By Stephanie Rabiner, Esq. | Last updated on

School shootings can leave communities devastated. They can also leave aching parents looking for a place to lay the blame. As such, school shooting lawsuits have become a common part of mourning, popping up almost immediately after one of these horrifying events.

Many of these suits focus on the school. Victims feel educators and administrators should have done more. While these feelings are valid, do they form the basis of a good lawsuit? Can a parent successfully sue a school for a shooting that killed or injured their child?

These types of lawsuits have historically been met with mixed success for a number of reasons, one of which is the lack of connection between the school's actions and the student's decision to shoot.

School shooting lawsuits against school districts are based on negligence.
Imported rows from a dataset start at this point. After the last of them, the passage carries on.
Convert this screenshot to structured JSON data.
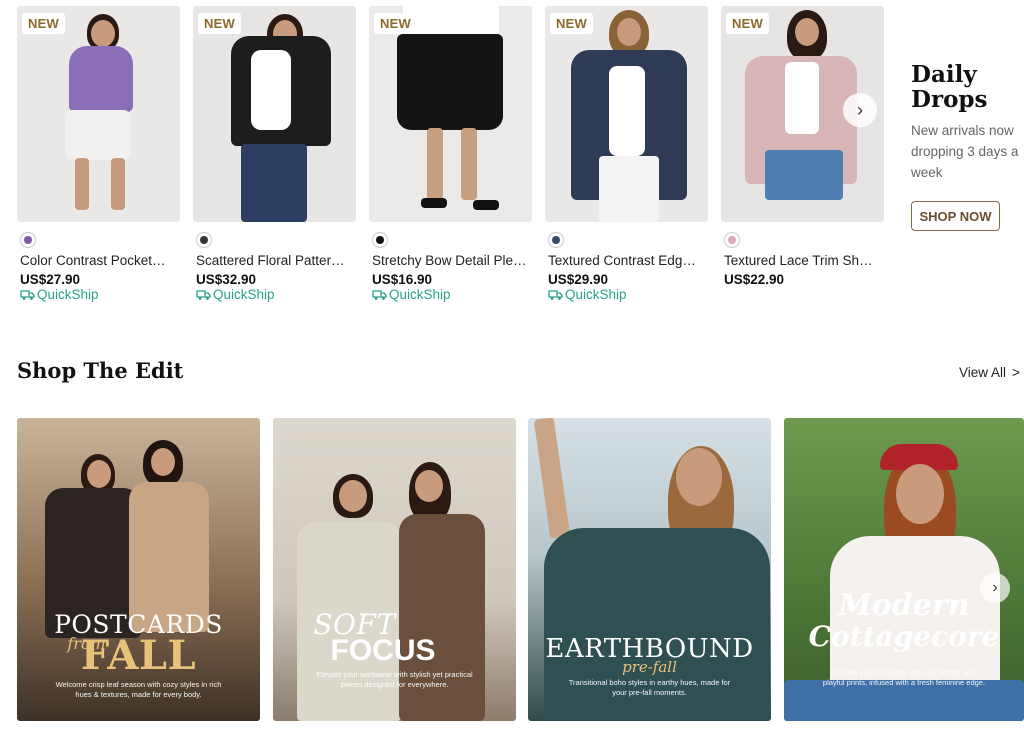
{
  "products": [
    {
      "badge": "NEW",
      "name": "Color Contrast Pocket…",
      "price": "US$27.90",
      "quickship": "QuickShip",
      "swatch": "#7a5aa6"
    },
    {
      "badge": "NEW",
      "name": "Scattered Floral Patter…",
      "price": "US$32.90",
      "quickship": "QuickShip",
      "swatch": "#333333"
    },
    {
      "badge": "NEW",
      "name": "Stretchy Bow Detail Ple…",
      "price": "US$16.90",
      "quickship": "QuickShip",
      "swatch": "#111111"
    },
    {
      "badge": "NEW",
      "name": "Textured Contrast Edg…",
      "price": "US$29.90",
      "quickship": "QuickShip",
      "swatch": "#3a4a6a"
    },
    {
      "badge": "NEW",
      "name": "Textured Lace Trim Sh…",
      "price": "US$22.90",
      "quickship": "",
      "swatch": "#d9a9b4"
    }
  ],
  "daily_drops": {
    "title": "Daily Drops",
    "subtitle": "New arrivals now dropping 3 days a week",
    "cta": "SHOP NOW"
  },
  "edit": {
    "title": "Shop The Edit",
    "view_all": "View All",
    "tiles": [
      {
        "line1": "POSTCARDS",
        "line2": "from",
        "line3": "FALL",
        "desc": "Welcome crisp leaf season with cozy styles in rich hues & textures, made for every body."
      },
      {
        "line1": "SOFT",
        "line2": "",
        "line3": "FOCUS",
        "desc": "Elevate your workwear with stylish yet practical pieces designed for everywhere."
      },
      {
        "line1": "EARTHBOUND",
        "line2": "pre-fall",
        "line3": "",
        "desc": "Transitional boho styles in earthy hues, made for your pre-fall moments."
      },
      {
        "line1": "Modern",
        "line2": "Cottagecore",
        "line3": "",
        "desc": "Elevate your everyday with airy fabrics and playful prints, infused with a fresh feminine edge."
      }
    ]
  },
  "colors": {
    "quickship": "#27a38a",
    "badge_text": "#8a6a2e",
    "cta_border": "#8a6a4a"
  }
}
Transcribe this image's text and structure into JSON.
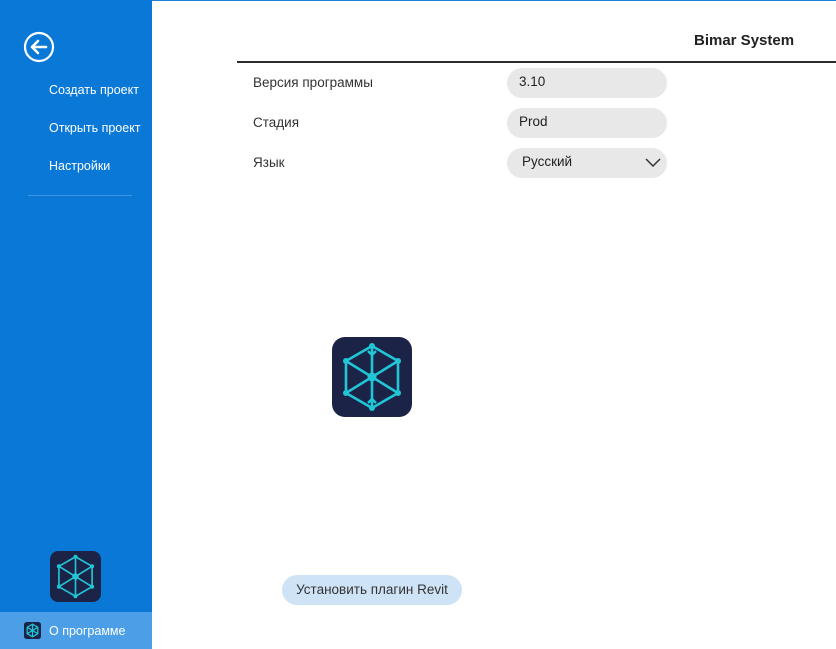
{
  "sidebar": {
    "back_icon": "back-arrow-icon",
    "items": [
      {
        "label": "Создать проект"
      },
      {
        "label": "Открыть проект"
      },
      {
        "label": "Настройки"
      }
    ],
    "logo_icon": "cube-hexagon-logo-icon",
    "about": {
      "label": "О программе",
      "icon": "cube-hexagon-logo-icon",
      "selected": true
    }
  },
  "header": {
    "title": "Bimar System"
  },
  "form": {
    "version": {
      "label": "Версия программы",
      "value": "3.10"
    },
    "stage": {
      "label": "Стадия",
      "value": "Prod"
    },
    "language": {
      "label": "Язык",
      "value": "Русский"
    }
  },
  "main": {
    "install_button_label": "Установить плагин Revit"
  },
  "colors": {
    "sidebar_bg": "#0a78d6",
    "sidebar_selected_bg": "#4c9fe6",
    "logo_bg": "#1b2347",
    "logo_accent": "#21c5d6",
    "field_bg": "#e8e8e8",
    "install_button_bg": "#cfe3f7"
  }
}
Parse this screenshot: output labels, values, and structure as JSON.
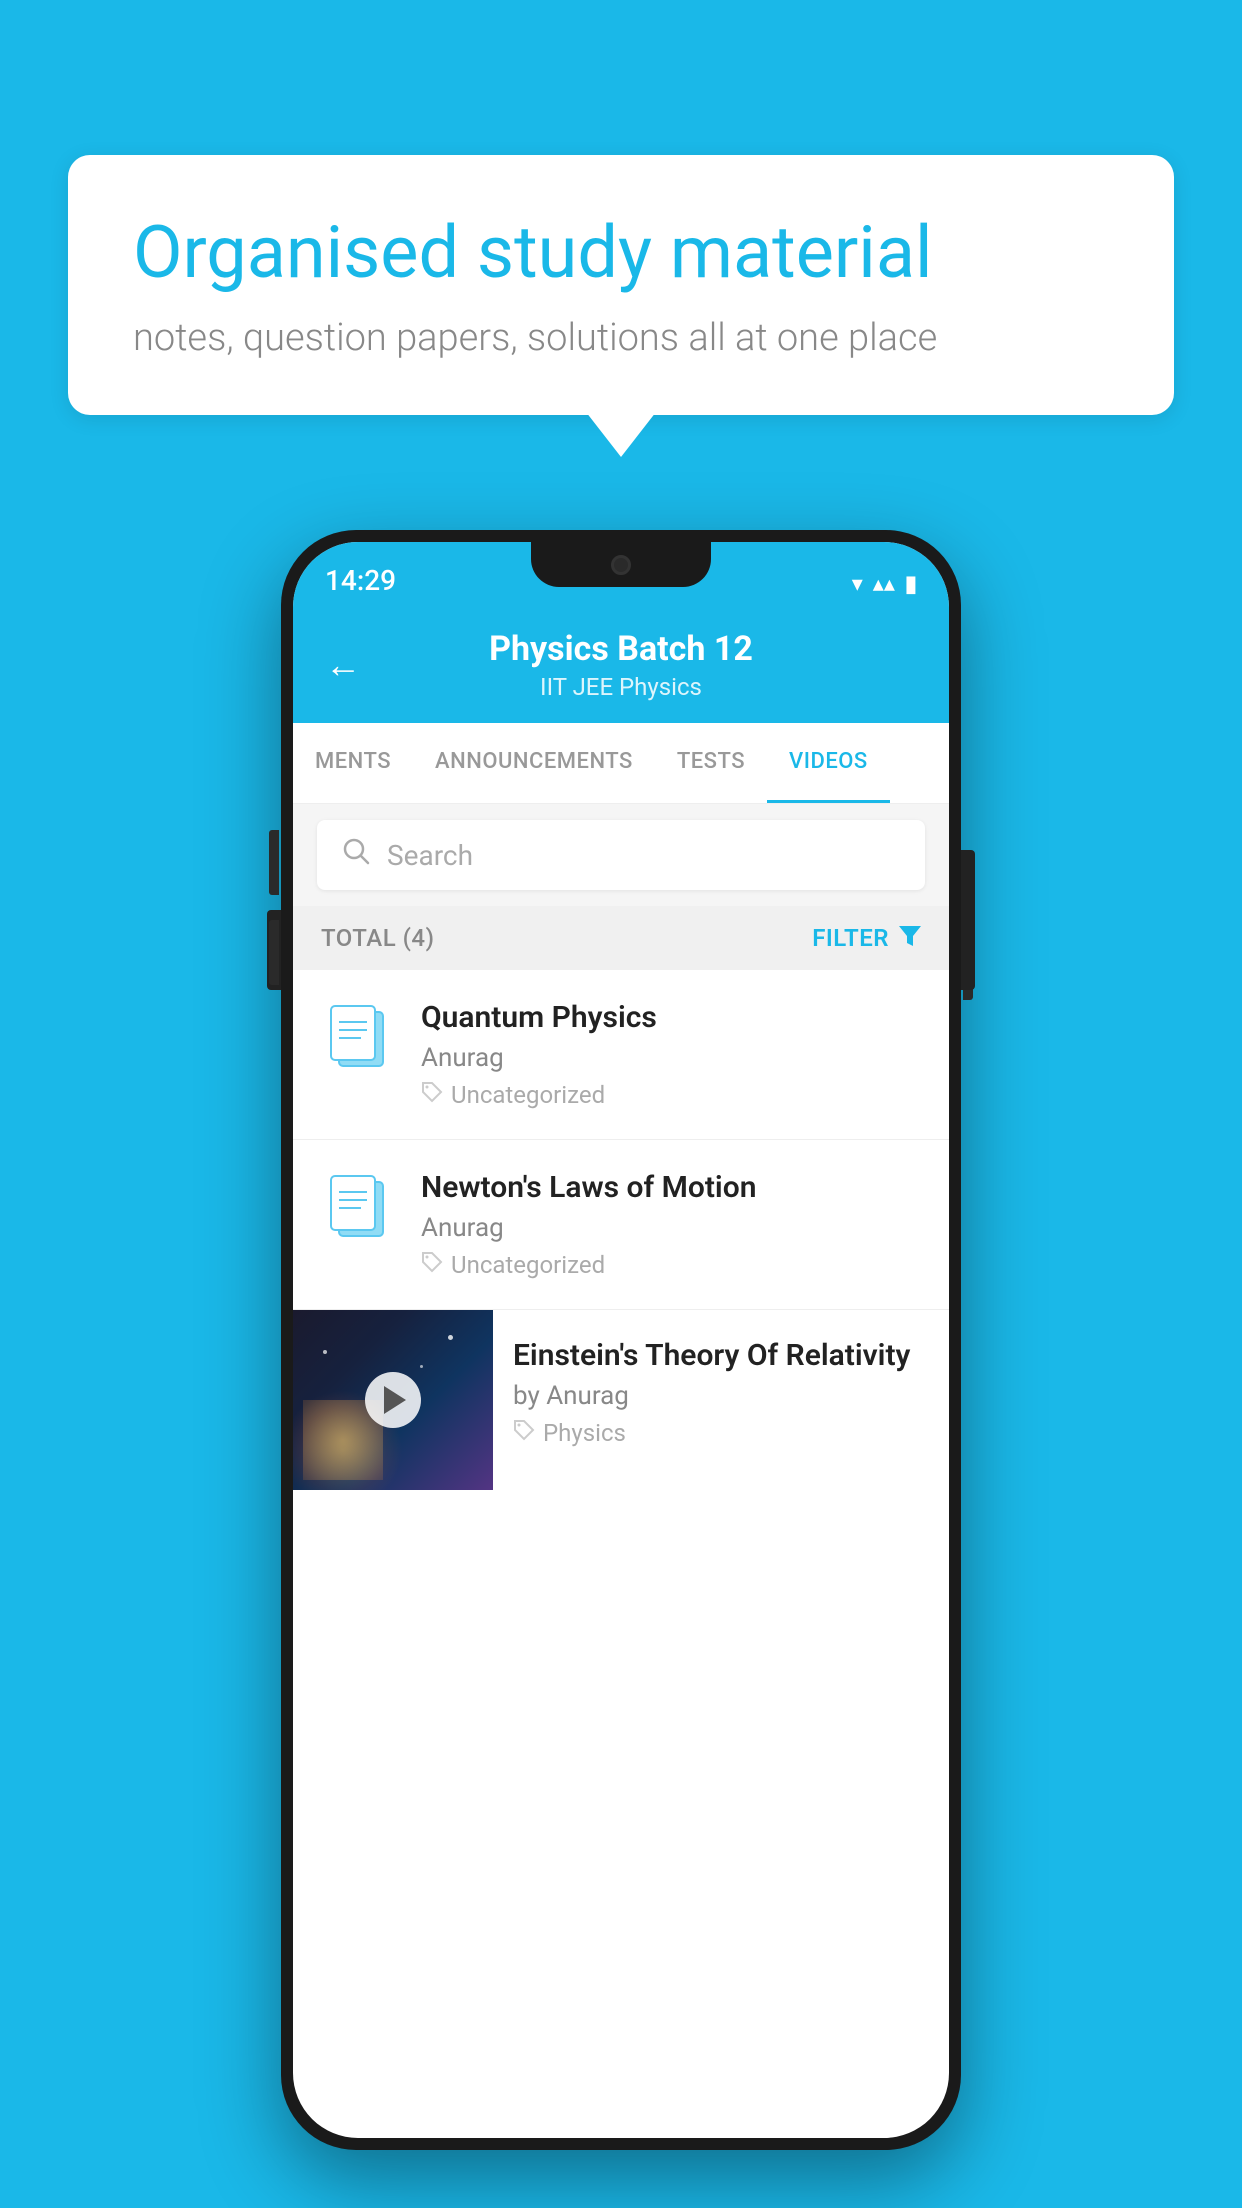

They accuse administrators of failing to supervise students and secure the school; of ignoring threatening behavior and allowing bullying to escalate.

But to be held liable for such inaction, a plaintiff would have to prove that the district's negligent behavior was the cause of the victim's injuries. This requires two different showings:

  1. Proof that, but for the district's actions, the injury would not have occurred; and
  2. Proof that the injuries were a foreseeable outcome of the district's negligence.

Both of these are difficult to prove. Is the school's failure to conduct random patdowns a necessary cause of the shooting? If the school had reported threatening behavior, would it have really prevented violence?

Moreover, how is it foreseeable that these types of actions would cause an autonomous student to shoot up his school? It probably isn't, which is why even the judge presiding over the Columbine lawsuits dismissed claims against the district.

Still, it might be worth it to file a school shooting lawsuit if the school's behavior was particularly outrageous. The district may choose to settle instead of fight it.